For every n : nat we think of ev' n as a type which has some elements, or perhaps none. Because this is an inductive definition, we can tell what the elements of ev' 0 are: the only element is ev_0' (or to be more precise, every closed term of type ev' 0 computes to ev_0;). There are no elements of ev_0 1, but there is an element of ev 2', namely ev_SS' 0 ev_0'. In fact, a little bit of thinking shows that ev n is either empty or a singleton, depending on whether n is even or odd.

It's exactly the same when we switch from Set to Prop, except that the reading is different: Set is a (large) type of types, Prop is also a type of types (they are universes). Each element of Prop is a type (but we prefer to call it a "proposition") which has some elements (but we prefer to call them "proofs"). So consider this:

Inductive ev : nat -> Prop :=
| ev_0 : ev 0
| ev_SS : forall n : nat, ev n -> ev (S (S n)).

For every n : nat, we think of ev n as the statement that n has the property ev, whatever that property might be. For any give n, there may be a proof of ev n, in which case n has the property ev, or there may be no such proof, in which case n does not have the property ev. Because this is an inductive definition, we can tell what the proofs of ev_0 are: they all compute to ev_0'. There are no proofs of ev_0 1, but there is a proof of ev 2, namely ev_SS 0 ev_0. In fact, a little bit of thinking shows that ev n has a proof if, and only if, n is even. We now understand that ev is the property of being "even".

This is knows as "propositions as types".

We observed that ev' 0 contains just one element ev_0'. The type unit also contains just one element tt. Does this mean that ev' 0 and unit are equal? No, but they are equivalent because we can provide functions ev' 0 -> unit and unit -> ev' 0 which are inverses of each other.

We can ask the same question about ev 0: is it equal to True? No, but they are equivalent because we can prove the implications ev 0 -> True and True -> ev' 0.

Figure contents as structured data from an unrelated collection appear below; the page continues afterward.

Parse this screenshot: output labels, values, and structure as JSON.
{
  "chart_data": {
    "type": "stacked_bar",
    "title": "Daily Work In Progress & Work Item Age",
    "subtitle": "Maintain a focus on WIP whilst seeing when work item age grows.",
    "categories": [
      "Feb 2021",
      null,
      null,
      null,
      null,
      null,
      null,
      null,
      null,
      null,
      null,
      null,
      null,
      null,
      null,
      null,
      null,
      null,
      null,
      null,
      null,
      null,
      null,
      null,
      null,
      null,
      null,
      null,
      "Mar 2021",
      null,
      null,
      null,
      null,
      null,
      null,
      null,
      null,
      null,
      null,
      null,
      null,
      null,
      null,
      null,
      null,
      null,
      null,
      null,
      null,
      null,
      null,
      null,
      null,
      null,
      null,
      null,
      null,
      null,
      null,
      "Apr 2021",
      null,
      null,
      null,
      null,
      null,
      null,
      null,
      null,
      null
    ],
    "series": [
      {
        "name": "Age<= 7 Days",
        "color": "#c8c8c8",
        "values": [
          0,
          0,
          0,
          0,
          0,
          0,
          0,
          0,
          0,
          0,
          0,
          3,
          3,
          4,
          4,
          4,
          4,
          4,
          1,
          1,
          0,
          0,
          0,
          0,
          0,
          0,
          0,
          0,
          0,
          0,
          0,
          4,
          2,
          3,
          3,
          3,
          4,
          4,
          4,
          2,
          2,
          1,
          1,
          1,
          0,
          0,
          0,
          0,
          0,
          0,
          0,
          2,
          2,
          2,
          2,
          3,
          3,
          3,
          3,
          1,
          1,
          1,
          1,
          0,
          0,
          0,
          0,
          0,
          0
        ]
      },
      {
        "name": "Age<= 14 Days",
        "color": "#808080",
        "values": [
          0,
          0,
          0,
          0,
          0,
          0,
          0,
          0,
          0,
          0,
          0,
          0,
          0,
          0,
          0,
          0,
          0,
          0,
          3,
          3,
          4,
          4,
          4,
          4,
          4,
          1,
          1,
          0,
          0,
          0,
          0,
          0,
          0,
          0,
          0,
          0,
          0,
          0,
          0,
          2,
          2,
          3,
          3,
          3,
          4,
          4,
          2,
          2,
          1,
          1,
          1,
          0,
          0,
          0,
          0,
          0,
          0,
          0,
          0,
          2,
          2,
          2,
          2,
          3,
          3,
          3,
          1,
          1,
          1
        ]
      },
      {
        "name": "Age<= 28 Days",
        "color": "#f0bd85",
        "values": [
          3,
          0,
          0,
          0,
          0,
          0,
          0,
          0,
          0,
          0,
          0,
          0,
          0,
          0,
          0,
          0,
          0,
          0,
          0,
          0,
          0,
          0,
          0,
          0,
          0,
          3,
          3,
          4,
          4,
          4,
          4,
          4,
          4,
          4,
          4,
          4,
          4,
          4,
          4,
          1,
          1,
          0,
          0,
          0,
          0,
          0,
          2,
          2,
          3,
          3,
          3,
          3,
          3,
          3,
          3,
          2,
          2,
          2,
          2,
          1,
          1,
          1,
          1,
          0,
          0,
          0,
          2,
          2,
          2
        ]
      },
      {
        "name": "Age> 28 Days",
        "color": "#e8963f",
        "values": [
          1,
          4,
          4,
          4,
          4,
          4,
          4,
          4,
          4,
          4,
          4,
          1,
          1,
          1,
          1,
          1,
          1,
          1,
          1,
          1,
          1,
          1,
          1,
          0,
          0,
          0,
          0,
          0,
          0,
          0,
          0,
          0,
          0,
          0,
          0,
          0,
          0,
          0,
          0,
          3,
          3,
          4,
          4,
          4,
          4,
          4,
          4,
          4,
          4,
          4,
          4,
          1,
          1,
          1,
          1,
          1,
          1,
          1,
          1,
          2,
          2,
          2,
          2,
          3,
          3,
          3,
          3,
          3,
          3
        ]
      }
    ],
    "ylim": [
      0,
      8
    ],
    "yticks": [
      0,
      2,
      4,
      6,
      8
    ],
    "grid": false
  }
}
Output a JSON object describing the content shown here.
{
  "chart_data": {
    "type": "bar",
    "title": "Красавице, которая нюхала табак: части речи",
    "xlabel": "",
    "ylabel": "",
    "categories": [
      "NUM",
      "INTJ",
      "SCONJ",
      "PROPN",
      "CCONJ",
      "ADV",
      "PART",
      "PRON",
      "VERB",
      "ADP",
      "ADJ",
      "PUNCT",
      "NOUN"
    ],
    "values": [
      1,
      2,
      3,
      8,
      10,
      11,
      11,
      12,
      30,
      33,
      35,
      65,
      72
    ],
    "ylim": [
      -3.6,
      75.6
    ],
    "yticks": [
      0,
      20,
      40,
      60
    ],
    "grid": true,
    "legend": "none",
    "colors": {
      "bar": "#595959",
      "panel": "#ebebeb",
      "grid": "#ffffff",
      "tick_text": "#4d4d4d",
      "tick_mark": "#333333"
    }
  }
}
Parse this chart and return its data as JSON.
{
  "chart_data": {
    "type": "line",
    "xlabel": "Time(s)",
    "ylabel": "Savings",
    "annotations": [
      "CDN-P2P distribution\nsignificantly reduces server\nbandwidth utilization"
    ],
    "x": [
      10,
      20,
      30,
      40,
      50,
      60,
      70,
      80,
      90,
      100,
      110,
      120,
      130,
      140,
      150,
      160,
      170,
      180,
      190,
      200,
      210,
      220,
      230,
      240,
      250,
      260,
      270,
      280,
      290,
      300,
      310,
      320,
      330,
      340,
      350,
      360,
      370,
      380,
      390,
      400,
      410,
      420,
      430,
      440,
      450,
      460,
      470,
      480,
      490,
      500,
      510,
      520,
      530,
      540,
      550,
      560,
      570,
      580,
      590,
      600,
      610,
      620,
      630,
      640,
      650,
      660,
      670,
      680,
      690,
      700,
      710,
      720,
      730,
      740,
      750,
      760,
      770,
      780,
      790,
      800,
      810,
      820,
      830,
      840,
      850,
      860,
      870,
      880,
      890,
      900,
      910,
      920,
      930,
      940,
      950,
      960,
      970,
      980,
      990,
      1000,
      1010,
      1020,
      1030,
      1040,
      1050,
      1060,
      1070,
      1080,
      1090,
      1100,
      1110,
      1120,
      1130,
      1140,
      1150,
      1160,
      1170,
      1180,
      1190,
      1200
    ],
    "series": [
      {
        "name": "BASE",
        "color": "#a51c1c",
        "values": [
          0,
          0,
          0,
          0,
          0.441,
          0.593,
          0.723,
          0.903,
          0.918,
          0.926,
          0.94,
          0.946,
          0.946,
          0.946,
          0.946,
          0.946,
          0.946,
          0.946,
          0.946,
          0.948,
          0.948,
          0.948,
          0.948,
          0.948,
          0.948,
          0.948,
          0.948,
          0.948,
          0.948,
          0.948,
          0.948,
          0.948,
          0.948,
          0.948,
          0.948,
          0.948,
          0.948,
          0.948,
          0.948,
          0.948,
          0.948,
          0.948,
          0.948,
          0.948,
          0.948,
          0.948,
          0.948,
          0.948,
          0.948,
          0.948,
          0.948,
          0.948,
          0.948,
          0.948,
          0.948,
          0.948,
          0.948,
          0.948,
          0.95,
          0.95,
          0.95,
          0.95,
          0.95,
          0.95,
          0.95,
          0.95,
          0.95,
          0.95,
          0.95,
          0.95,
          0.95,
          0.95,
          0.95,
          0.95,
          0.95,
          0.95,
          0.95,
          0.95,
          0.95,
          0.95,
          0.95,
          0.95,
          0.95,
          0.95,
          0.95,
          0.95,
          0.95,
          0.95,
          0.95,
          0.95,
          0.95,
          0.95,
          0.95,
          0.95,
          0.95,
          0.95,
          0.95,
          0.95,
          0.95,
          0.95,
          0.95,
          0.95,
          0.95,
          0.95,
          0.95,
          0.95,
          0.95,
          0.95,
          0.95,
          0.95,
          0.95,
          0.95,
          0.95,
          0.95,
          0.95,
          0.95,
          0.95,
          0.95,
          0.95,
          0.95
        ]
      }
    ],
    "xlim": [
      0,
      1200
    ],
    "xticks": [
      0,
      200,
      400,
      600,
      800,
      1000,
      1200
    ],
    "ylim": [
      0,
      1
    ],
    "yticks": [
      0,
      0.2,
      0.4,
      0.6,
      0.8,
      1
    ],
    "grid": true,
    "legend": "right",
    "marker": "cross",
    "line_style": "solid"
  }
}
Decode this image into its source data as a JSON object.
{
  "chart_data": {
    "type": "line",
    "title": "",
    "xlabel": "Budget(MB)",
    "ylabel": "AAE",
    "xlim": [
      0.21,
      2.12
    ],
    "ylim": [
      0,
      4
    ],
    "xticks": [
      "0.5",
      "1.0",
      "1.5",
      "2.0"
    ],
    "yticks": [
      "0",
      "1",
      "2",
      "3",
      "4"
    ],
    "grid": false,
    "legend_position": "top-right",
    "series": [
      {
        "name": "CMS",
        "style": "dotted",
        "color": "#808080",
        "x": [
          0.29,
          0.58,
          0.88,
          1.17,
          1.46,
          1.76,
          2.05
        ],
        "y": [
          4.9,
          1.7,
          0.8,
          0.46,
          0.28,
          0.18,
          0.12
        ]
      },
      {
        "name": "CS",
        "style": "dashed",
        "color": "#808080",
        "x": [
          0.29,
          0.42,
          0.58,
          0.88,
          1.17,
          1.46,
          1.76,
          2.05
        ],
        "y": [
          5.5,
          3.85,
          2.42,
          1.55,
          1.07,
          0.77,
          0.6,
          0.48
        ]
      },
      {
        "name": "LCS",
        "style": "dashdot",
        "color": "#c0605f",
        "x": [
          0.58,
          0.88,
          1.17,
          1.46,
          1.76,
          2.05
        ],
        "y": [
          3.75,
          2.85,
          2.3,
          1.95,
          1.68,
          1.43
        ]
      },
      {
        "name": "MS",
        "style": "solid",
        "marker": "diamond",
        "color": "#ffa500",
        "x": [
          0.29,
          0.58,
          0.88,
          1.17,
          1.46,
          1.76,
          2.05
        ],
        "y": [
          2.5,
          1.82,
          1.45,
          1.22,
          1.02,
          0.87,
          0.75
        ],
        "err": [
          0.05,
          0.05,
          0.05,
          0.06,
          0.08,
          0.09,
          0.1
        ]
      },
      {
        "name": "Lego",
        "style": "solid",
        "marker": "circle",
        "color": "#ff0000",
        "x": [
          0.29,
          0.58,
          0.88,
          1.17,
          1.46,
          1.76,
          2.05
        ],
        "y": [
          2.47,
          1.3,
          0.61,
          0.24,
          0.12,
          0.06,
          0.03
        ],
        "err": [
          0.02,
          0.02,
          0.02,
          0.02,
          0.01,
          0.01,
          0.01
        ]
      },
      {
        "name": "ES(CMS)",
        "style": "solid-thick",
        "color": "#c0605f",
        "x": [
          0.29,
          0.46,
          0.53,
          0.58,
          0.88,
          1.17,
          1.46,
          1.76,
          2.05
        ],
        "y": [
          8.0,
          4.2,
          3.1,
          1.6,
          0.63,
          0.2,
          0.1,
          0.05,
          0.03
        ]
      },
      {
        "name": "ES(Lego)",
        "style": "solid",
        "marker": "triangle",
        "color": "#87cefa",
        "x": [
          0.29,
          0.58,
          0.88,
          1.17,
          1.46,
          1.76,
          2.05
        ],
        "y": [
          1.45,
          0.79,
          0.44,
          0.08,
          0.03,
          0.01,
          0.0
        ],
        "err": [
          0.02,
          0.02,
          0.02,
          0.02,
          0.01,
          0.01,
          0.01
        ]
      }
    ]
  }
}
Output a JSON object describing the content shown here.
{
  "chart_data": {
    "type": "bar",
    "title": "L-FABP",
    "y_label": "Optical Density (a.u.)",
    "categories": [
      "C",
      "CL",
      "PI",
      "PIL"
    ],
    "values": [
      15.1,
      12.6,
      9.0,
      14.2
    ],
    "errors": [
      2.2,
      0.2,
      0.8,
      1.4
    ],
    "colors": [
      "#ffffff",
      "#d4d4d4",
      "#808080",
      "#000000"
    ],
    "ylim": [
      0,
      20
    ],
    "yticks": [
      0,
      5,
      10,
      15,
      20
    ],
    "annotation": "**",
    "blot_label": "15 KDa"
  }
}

One starts to wonder what the difference between Prop and Set is. For a type P : Prop all of its elements are considered equal, i.e., Coq does not allow us to distinguish between them. (This is a bit of a pedagocical lie, because in reality Coq is agnostic about whether all the element of P are considered equal, but perhaps it's better not to get into this right now.)